The reality is stateful on a macro-scale. I find the idea that the universe is actually stateful, and we do not completely understand behavior at quantum level far more parsimonious than the converse.
The double slit experiment confirms the wavelike nature of the universe at macro scale. A completely stateful universe where a photon discretely moves through spacetime could not exhibit self interference, only if the photon takes all paths (suggesting 'functions' that describe its movement) could it then collapse into a discrete position after being observed (aka. evaluated)
What I'm getting at is that in between emission and observation the photon is not in any one state, at best it's state could be described as a superposition.
To take the analogy one step too far, perhaps worst of all this suggests a lazily evaluated haskellian universe with a giant state monad whose NUMA architecture updates at the speed of light.
I hesitate to admit photons into the macro realm, considering they are elementary particles and essentially massless.

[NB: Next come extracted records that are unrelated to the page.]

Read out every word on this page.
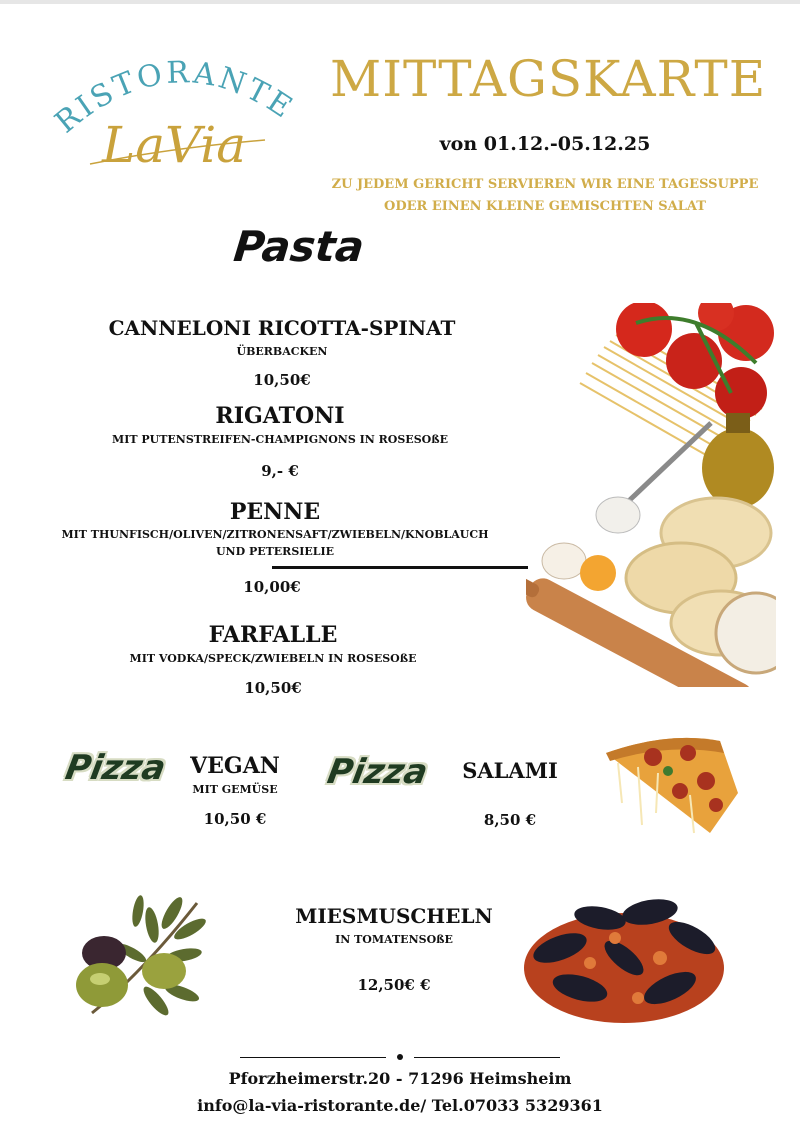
RISTORANTE
LaVia
MITTAGSKARTE
von 01.12.-05.12.25
ZU JEDEM GERICHT SERVIEREN WIR EINE TAGESSUPPE
ODER EINEN KLEINE GEMISCHTEN SALAT
Pasta
CANNELONI RICOTTA-SPINAT
ÜBERBACKEN
10,50€
RIGATONI
MIT PUTENSTREIFEN-CHAMPIGNONS IN ROSESOßE
9,- €
PENNE
MIT THUNFISCH/OLIVEN/ZITRONENSAFT/ZWIEBELN/KNOBLAUCH
UND PETERSIELIE
10,00€
FARFALLE
MIT VODKA/SPECK/ZWIEBELN IN ROSESOßE
10,50€
Pizza VEGAN
MIT GEMÜSE
10,50 €
Pizza	SALAMI
8,50 €
MIESMUSCHELN
IN TOMATENSOßE
12,50€ €
Pforzheimerstr.20 - 71296 Heimsheim
info@la-via-ristorante.de/ Tel.07033 5329361
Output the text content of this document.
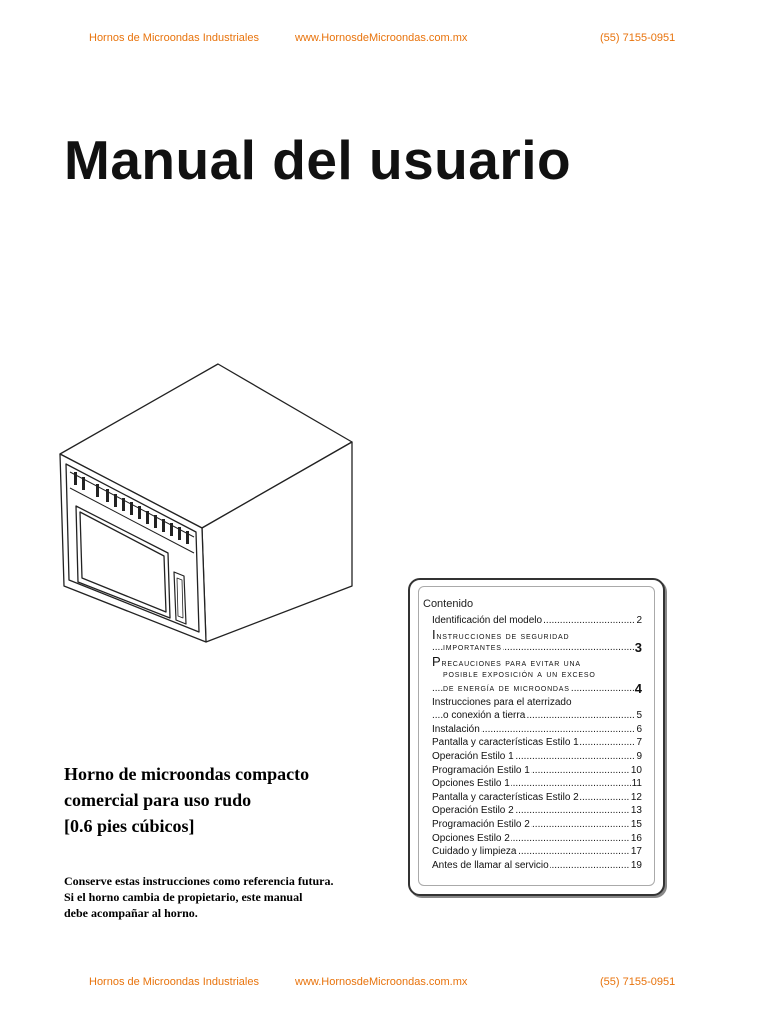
Hornos de Microondas Industriales	www.HornosdeMicroondas.com.mx	(55) 7155-0951
Manual del usuario
Horno de microondas compacto
comercial para uso rudo
[0.6 pies cúbicos]
Conserve estas instrucciones como referencia futura.
Si el horno cambia de propietario, este manual
debe acompañar al horno.
Contenido
.....
Identificación del modelo	2
Instrucciones de seguridad
.....
importantes	3
Precauciones para evitar una
posible exposición a un exceso
.....
de energía de microondas	4
Instrucciones para el aterrizado
.....
o conexión a tierra	5
.....
Instalación	6
.....
Pantalla y características Estilo 1	7
.....
Operación Estilo 1	9
.....
Programación Estilo 1	10
.....
Opciones Estilo 1	11
.....
Pantalla y características Estilo 2	12
.....
Operación Estilo 2	13
.....
Programación Estilo 2	15
.....
Opciones Estilo 2	16
.....
Cuidado y limpieza	17
.....
Antes de llamar al servicio	19
Hornos de Microondas Industriales	www.HornosdeMicroondas.com.mx	(55) 7155-0951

Given the de Broglie hypothesis, I must of course admit macroscopic objects do have wavelengths, and thus macroscopic uncertainty (your statelessness) is a nonzero vlue. For all intents and purposes though, the denominator of the equation causes the wavelength to go very close to 0, as the mass value dwarfs the Planck constant and velocity is always non-zero due to brownian motion.
Wave function collapse is interesting and I must admit when it is not induced by momentum, I don't understand it very well.